Three key ingredients of successful marketing



Global marketing expert Greg Creed explains how you can deploy a transparent and flexible consumer engagement methodology to grow your business.

Creating a distinctive marketing campaign to achieve high consumer engagement and response levels is always a massive challenge. According to author and former Yum! Brands CEO Greg Creed, crafting that breakthrough campaign depends on harnessing the power of ‘R.E.D.’ or ‘Relevance, Ease, Distinctiveness’ marketing.

Citi Latitude invites you to learn these three key ingredients of successful marketing in an engaging session with Greg, and observe its five key actionable takeaways.


Takeaway 1

To dramatically improve the marketing fortunes of a business, its leaders should opt for a framework that’s simple but effective. This framework must include three key ingredients – Relevance, Ease, Distinctiveness or “R.E.D.”

Whether your organization is big or small, the desire to reach out to your clientele, improve engagement and ultimately grow your business through effective marketing is universal. However, what I find is that a lot of people don’t even know what questions to ask the market. The R.E.D. methodology can provide clarity and ultimately lead to a real breakthrough marketing campaign. It’s all about making a brand relevant, easy to access, and shaping it to be distinctive for the consumer.


Takeaway 2

While the three key ingredients of R.E.D. marketing success are easy to comprehend, the question that crucially needs to be answered is which of the three ingredients is a marketeer or a marketing team missing out on? If the three don’t align, success may not follow, and the marketing approach may seem opaque.

For instance, is your brand good at being ‘relevant’? Is it 'easier’ or ‘distinctive’? Let's assume a brand is very distinctive. What its marketing professionals then tend to do is double down on the distinctiveness and realize much later in the journey that if they don't make their brand relevant and easy, just being distinctive isn't enough on its own. I would argue that unless you make your brand relevant, then ease and distinctiveness don't matter if you're simply not relevant.


Takeaway 3

Businesses cannot market their products and promote their market credentials in a cultural vacuum. One of the biggest mistakes people make today is getting caught up in functional differentiation, rather than making sure their brand is culturally relevant.
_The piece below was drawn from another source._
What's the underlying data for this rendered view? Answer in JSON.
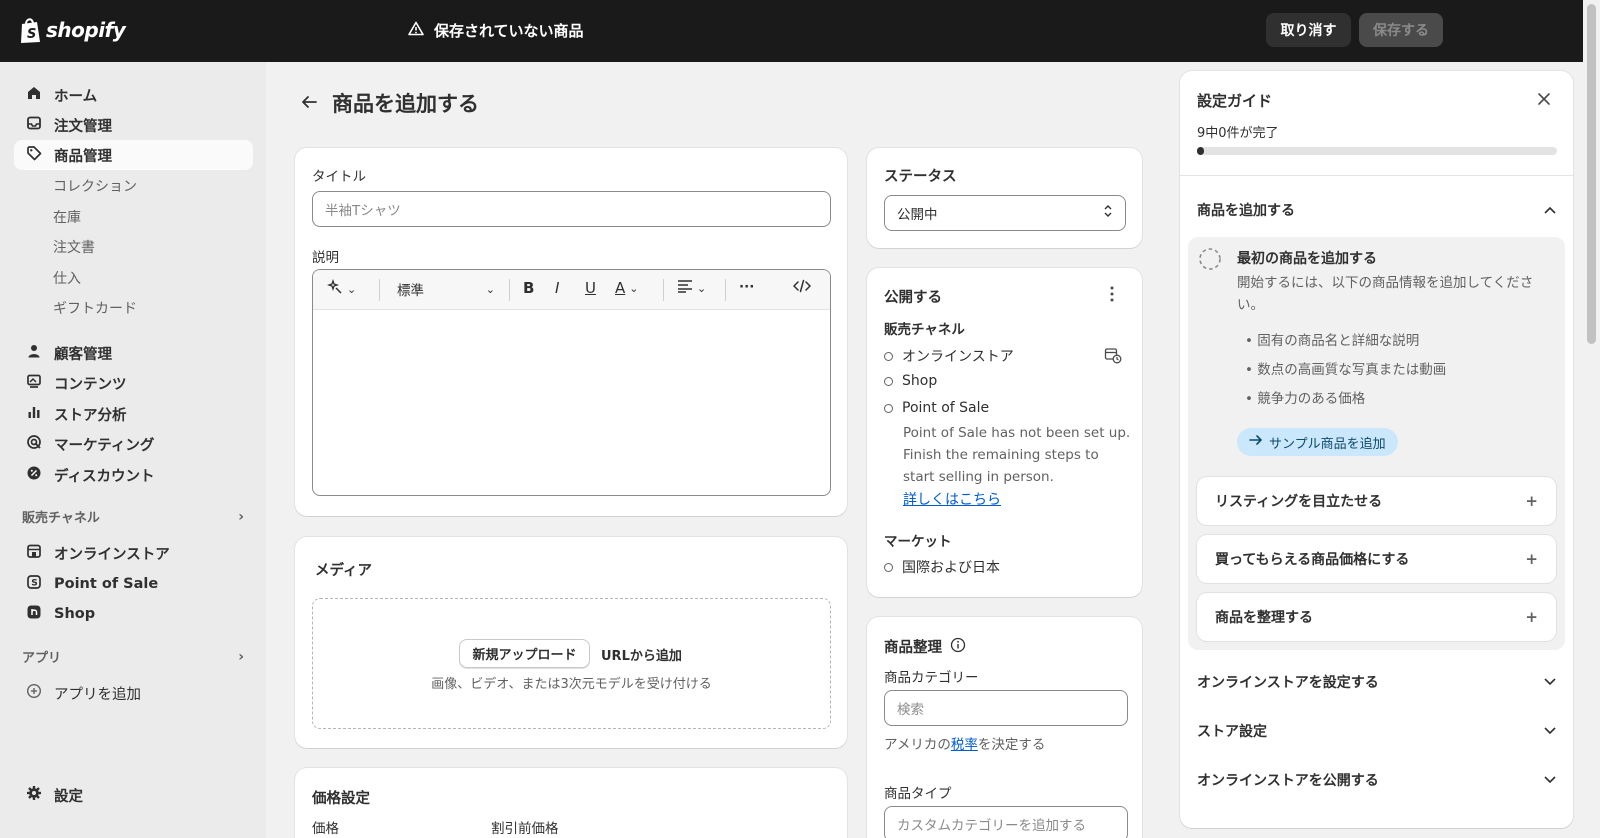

You’ll find outfits where all functions within a system become ascribed to a particular unit or site. But if that one part fails to fulfil its task, the whole system will have great difficulty surviving. This is a dangerous path to follow in today’s world. I believe there are two parts of culture that really matter today for organizations and businesses – what's going on in society, which is evolving at a rapid pace, and the culture within your organization. Marketeers must remain conscious of both. Then when it comes to writing a great marketing strategy, they have to reverse the order in which it is conjured up. Instead of strategy, structure, culture, the order should be rejigged in terms of culture, strategy, structure.


Takeaway 4

It is very easy for business leaders to fall into the trap of not wanting to take a position on a particular issue of our times because it could upset some people. However, the problem is that society, and, more importantly, people employed by the business will take a position for it, and that's invariably the opposite of what business leaders want.

So, marketing managers and business leaders can decide either to upset 50% of their base by taking a position, or upset 100% of it, including their employees, by not taking a position. That’s because people will assume you're taking the opposite stance to what’s considered just in their minds, particularly if you're a large business or organization. The assumption by society might be that you know you're not doing good but rather just trying to make a lot of money. Great brands are built on taking a position just like great leaders are built on taking a position. Of course, you will cop some flak but at least then your employees and your customers know exactly where you stand.

Takeaway 5

Finally, a key marketing lesson to learn in our digital age is the art of “less is more” or knowing how to be continually clearer by saying less, and not necessarily putting forward a long misaligned or incoherent message. This point intrinsically leads on to distinctiveness.

I often find that companies try to change too many things all at once leading to a confused message that consumers simply fail to pick up on. A confused message with an information overload rarely works with customers today. However, simple, targeted and measured messaging is likely to standout. It could also ensure the three most important things that make your brand distinctive – it’s uniqueness, ownability, and consistency.